Oleh: Priyo Jatmiko
Pak (Alm.) Damardjati Supadjar, saat itu masih dekan fakultas filsafat UGM, dalam satu ceramah tarawih di masjid Al Hasanah (masjid di bilangan kampus UGM – seberang Mirota Kampus dan perpustakaan UGM- yang suka menu gado-gado; kadang menghadirkan filsuf macam Pak Damardjati Supajar, kadang menghadirkan ustadz semacam ustadz Ja’far Umar Thalib), pernah berkata begini:
“Kata-kata ‘Hamengku Buwono, Sulthan, dan Khalifatullah itu satu kesatuan. Orang yang mau hamengku buwono (“memangku” atau melindungi alam semesta) harus punya sulthan (kekuatan), tapi visinya harus khalifatullah (melaksanakan kehendak Tuhan), kalau tidak ia hanya akan menjadi manusia yang yufsiduna fil ardh(kerjaannya merusak alam semesta) dan yasfikud dima (hobi menumpahkan darah).”
Pak Damardjati ini dikenal sebagai penasehat Sri Sultan dan pernah dibawa Sri Sultan menjelaskan arti gelar panjangnya itu ke masyarakat adat Minangkabau.

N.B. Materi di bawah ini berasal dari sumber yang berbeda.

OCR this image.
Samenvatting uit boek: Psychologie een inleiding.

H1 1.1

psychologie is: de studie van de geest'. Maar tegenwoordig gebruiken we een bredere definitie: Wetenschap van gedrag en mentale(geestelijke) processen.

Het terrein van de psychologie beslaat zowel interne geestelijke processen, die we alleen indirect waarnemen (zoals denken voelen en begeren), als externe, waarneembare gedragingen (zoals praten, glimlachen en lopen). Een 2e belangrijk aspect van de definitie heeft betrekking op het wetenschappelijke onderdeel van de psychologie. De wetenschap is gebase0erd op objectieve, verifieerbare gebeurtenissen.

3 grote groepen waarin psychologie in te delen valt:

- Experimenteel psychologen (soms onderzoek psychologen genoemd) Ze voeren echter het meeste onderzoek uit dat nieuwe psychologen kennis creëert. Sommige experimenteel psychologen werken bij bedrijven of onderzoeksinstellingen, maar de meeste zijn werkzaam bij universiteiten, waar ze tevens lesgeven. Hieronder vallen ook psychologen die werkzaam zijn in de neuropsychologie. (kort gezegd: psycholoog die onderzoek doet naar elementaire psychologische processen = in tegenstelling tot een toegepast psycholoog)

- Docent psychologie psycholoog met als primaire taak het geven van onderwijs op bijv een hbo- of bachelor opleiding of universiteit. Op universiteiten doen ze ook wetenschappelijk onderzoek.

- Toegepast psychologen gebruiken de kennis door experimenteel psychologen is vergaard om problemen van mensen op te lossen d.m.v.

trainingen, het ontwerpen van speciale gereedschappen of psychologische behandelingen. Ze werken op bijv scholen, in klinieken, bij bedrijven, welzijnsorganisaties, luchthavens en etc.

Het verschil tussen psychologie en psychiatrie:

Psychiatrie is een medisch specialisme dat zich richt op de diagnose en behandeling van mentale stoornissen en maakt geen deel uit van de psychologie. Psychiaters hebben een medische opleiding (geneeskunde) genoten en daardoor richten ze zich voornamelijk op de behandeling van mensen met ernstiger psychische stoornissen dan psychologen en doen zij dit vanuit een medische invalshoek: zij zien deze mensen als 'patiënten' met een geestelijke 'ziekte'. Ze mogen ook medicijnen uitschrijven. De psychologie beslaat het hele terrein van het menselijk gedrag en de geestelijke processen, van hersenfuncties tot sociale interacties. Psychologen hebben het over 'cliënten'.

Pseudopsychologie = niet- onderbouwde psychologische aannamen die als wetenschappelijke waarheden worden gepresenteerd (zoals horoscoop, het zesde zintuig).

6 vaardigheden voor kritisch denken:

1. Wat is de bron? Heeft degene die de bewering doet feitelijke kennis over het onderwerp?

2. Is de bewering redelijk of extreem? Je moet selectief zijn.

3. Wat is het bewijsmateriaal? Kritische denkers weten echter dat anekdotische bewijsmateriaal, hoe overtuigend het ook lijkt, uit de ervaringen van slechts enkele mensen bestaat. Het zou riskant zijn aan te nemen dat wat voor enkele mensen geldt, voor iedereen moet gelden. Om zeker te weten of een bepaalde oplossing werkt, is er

Maka, kira-kira bagaimana pendapat beliau jika masih hidup atas sabda Sri Sultan tersebut ya?
Yang jelas, sabda Sri Sultan adalah lambang kemenangan modernisasi (untuk tidak menyebutnya sebagai sekulerisasi) atas tradisi dan relijiusitas sekaligus. Bahwa ia adalah lambang, tanda, maka orang-orang membaca segala makna di belakangnya, jadi tidak cukup penjelasan literalistik seperti bahwa dulu Abu Bakar pun menolak gelar khalifatullah dan hanya menyebut dirinya khalifatur rasul (dengan mengambil konteks makna kha-la-fa sebagai pengganti di belakang, bukan wakil), sebab itu penjelasan ala puritanistik (yang ironisnya memang falsafahnya sejalan dengan modernistik), penjelasan yang lepas dari konteks tradisi (dan ideologi).
Bukankah kemenangan modernisasi atas tradisi Jogja sudah berlangsung lama, misalnya yang terlihat dari semakin banyaknya mall-mall terutama pasca Gempa Jogja 2006 yang tidak mencirikan kota yang berhati ramah? Pada akhirnya sabda sebagai lambang memang hanya penanda atas sesuatu yang bagi sebagian orang mungkin sudah lama berjalan. Mereka yang terlalu bersemangat mungkin mengatakan bahwa apalah maknanya gelar khalifatullah, ada atau tidaknya tidak berpengaruh, toh selama ini keberadaan pondok pesantren di Jogja tidak diperhatikan, agama hanya hadir sebagai simbol di acara-acara adat Sura (yang bagi banyak pihak juga tidak otentik islami), dan pernyataan-pernyataan orang terdekat Ngarso Dalem yang dirasa orang sebagai kurang ramah pada Islam.
Sebagai justifikasi atas sabdanya tersebut, Sri Sultan mengatakan bahwa itu adalah wahyu dari Tuhan. Masyarakat sekuler-modern di dunia ketiga, seperti kita ini memang begitu orangnya, mulai dari Arab Saudi dengan modernisasi Masjidil Haram sampai Mesir dengan diktatorisme militernya, baik pro atau kontra, Tuhan tidak pernah absen namanya. Dia hanya absen substansinya.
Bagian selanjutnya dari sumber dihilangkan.